The agency didn’t dip into the special Salisbury Beach Preservation Trust Fund created in 2008 to fight erosion and preserve the beach. Projected to produce $250,000 a year, the money comes from a $2 surcharge on parking and camping fees for reservation visitors. Questions about the trust fund were not answered yesterday by DCR officials.
As for why only 15,000 cubic yards were harvested from the sandbar created from sand that’s migrated there from Salisbury Beach, Port said after surveying the sandbar, the state could only harvest what had been deposited by the winter storms.
“DEP doesn’t normally allow artificially moving of sand within a beach system,” Port said. “They agreed in this case because the material was from the beach, landed on the west side of the jetty and was threatening the channel and would otherwise be lost to the beach system anyway.”

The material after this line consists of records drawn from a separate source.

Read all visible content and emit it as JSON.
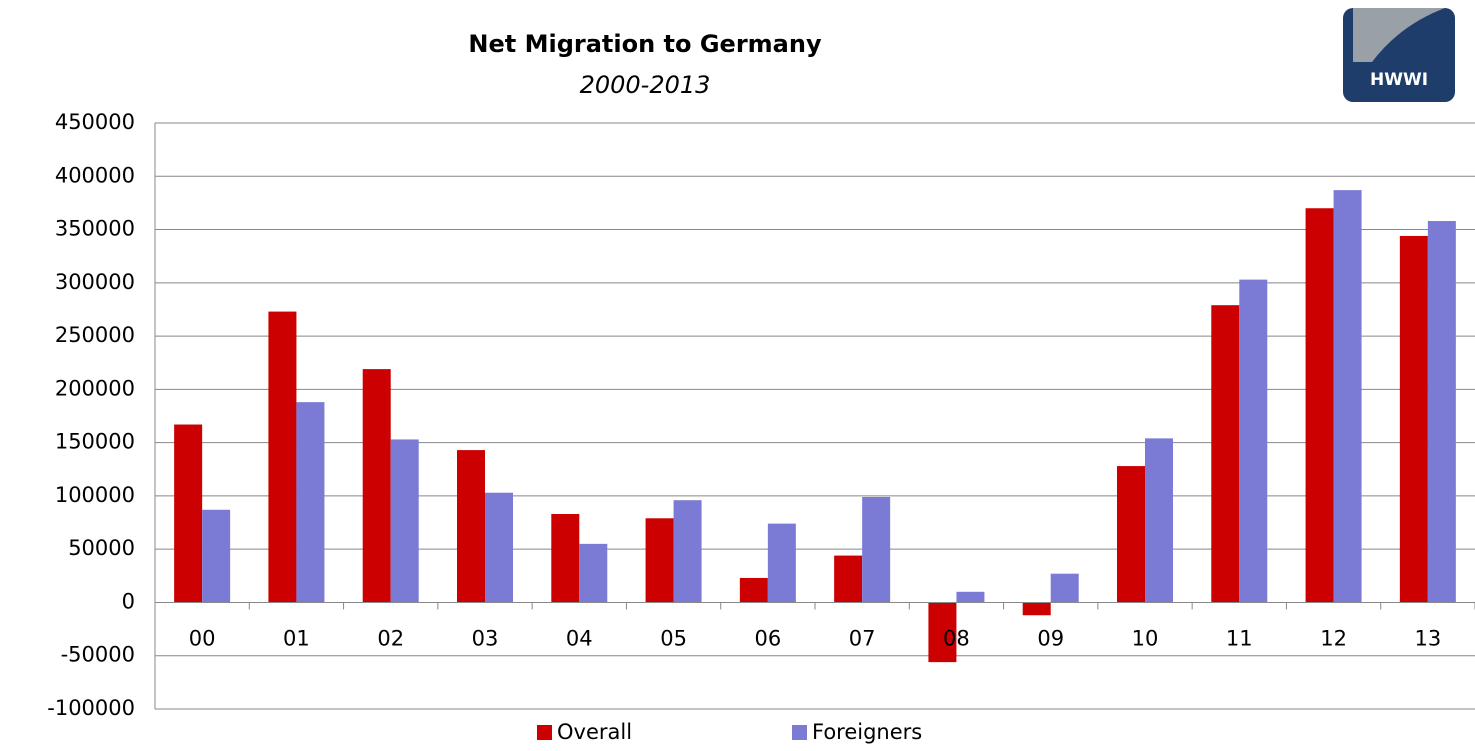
{
  "chart_data": {
    "type": "bar",
    "title": "Net Migration to Germany",
    "subtitle": "2000-2013",
    "logo": "HWWI",
    "categories": [
      "00",
      "01",
      "02",
      "03",
      "04",
      "05",
      "06",
      "07",
      "08",
      "09",
      "10",
      "11",
      "12",
      "13"
    ],
    "series": [
      {
        "name": "Overall",
        "color": "#cc0000",
        "values": [
          167000,
          273000,
          219000,
          143000,
          83000,
          79000,
          23000,
          44000,
          -56000,
          -12000,
          128000,
          279000,
          370000,
          344000
        ]
      },
      {
        "name": "Foreigners",
        "color": "#7b7bd6",
        "values": [
          87000,
          188000,
          153000,
          103000,
          55000,
          96000,
          74000,
          99000,
          10000,
          27000,
          154000,
          303000,
          387000,
          358000
        ]
      }
    ],
    "ylim": [
      -100000,
      450000
    ],
    "yticks": [
      -100000,
      -50000,
      0,
      50000,
      100000,
      150000,
      200000,
      250000,
      300000,
      350000,
      400000,
      450000
    ],
    "grid": true
  }
}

Selectmen Fred Knowles said after taking part in one of the conference calls concerning the erosion, he was surprised DCR wasn’t more responsive to fixing all of the beach. Knowles felt the agency’s only real concern related to the part of the shoreline that makes up the formal portion of Salisbury Beach State Reservation. State officials’ level of concern dropped significantly, he said, when the discussion involved fixing the obliterated dune system in the north end of the beach, which abuts private homes.
“It just didn’t seem to be one of the state’s priorities to make repairs to areas abutting the private property,” Knowles said. “They seemed to be willing to just kind of wait and hope the problem takes care of itself.”
The criticism is surprising, for usually Harrington and other local officials have maintained a good relationship with DCR in recent years. Harrington’s admitted the state’s lack of response to the situation is difficult to understand.